Monday, September 17, 2007

Partitioning in MySQL 5.1, Part 2

Read Partitioning In MySQL, Part 1 before reading this post.

partition pruning Partition pruning is the most critical performance component about partitioning. Partitioning can ease management of your data (for example the ability to just backup or restore a single partition or the ability to drop a no longer needed partition) but the main reason people add partitions is for performance.

Pruning helps performance by only reading the partitions that need to be read for a query. For example, if you have a table range partitioned by year that has partitions for the years 2000 through 2010. If you write a query selecting data between 2002 and 2005, you don't want to have to scan all 10 partitions.

The optimizer needs to be smart enough to select and scan just those partitions that hold the data. This is called partition pruning. All of the databases that I have used that support partitioning (Oracle, Postgres, EnterpriseDB and DB2) support partition pruning. The better the optimizer, the less often the optimizer will erroneously scan partitions that aren't really required.

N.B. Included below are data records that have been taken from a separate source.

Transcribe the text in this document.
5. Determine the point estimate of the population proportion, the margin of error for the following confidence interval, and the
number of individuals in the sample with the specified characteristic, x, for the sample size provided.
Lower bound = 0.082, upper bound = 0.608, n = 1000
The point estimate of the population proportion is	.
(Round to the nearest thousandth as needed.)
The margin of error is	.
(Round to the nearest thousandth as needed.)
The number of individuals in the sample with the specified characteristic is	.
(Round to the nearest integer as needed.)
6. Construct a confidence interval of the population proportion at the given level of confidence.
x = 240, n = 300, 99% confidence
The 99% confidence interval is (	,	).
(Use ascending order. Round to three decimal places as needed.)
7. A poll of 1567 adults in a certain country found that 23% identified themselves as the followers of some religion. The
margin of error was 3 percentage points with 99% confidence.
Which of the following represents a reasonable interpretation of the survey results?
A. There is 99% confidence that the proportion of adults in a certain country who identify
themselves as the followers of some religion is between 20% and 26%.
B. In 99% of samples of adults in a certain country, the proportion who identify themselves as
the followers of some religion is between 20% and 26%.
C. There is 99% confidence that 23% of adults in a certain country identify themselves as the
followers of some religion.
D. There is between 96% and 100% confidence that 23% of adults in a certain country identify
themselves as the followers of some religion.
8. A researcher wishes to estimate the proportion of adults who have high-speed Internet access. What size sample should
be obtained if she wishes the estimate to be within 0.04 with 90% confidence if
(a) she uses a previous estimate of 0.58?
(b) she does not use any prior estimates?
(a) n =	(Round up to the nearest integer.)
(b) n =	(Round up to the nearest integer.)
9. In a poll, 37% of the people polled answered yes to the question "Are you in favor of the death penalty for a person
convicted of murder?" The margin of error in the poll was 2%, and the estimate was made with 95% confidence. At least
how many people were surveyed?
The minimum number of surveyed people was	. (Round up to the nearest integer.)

partition management As I said above, partition management is important and this is one area that postgres (and enterprisedb) lacks. The management and support functions in MySQL are pretty robust. The way it will dynamically move data when a partition is dropped or added is pretty sweet. This is very advanced logic. I will need to play with it to see how robust and performant it is but in most databases, moving data like this requires manual intervention.

I also like the ability to convert a table to a partitioned table online. That is another feature that requires manual intervention in most databases.

partitioning limitations The last slide I will cover from the presentation are the limitations. Right now there are several severe limitations.

Most of the limitations listed here are no big deal. All partitions must use the same storage engine (no biggie) and increased response time for partitioned tables with many partitions (expected). The time you save by partition pruning should outweigh the overhead by a large margin.

The things that bother me are the integer result requirement. I'm just not sure how I would implement range partitioning using a numeric. That really sounds like a list partition to me.

The lack of foreign keys in a partition is also a limitation of postgres and is a show stopper in many cases. If you can't ensure the integrity of your database, do you really need that data? I'm glad the fix for that is on the road map.

What do you think of partitioning in MySQL?

1 comment:

jbalint said...

good 2-part series on partitioning, thanks!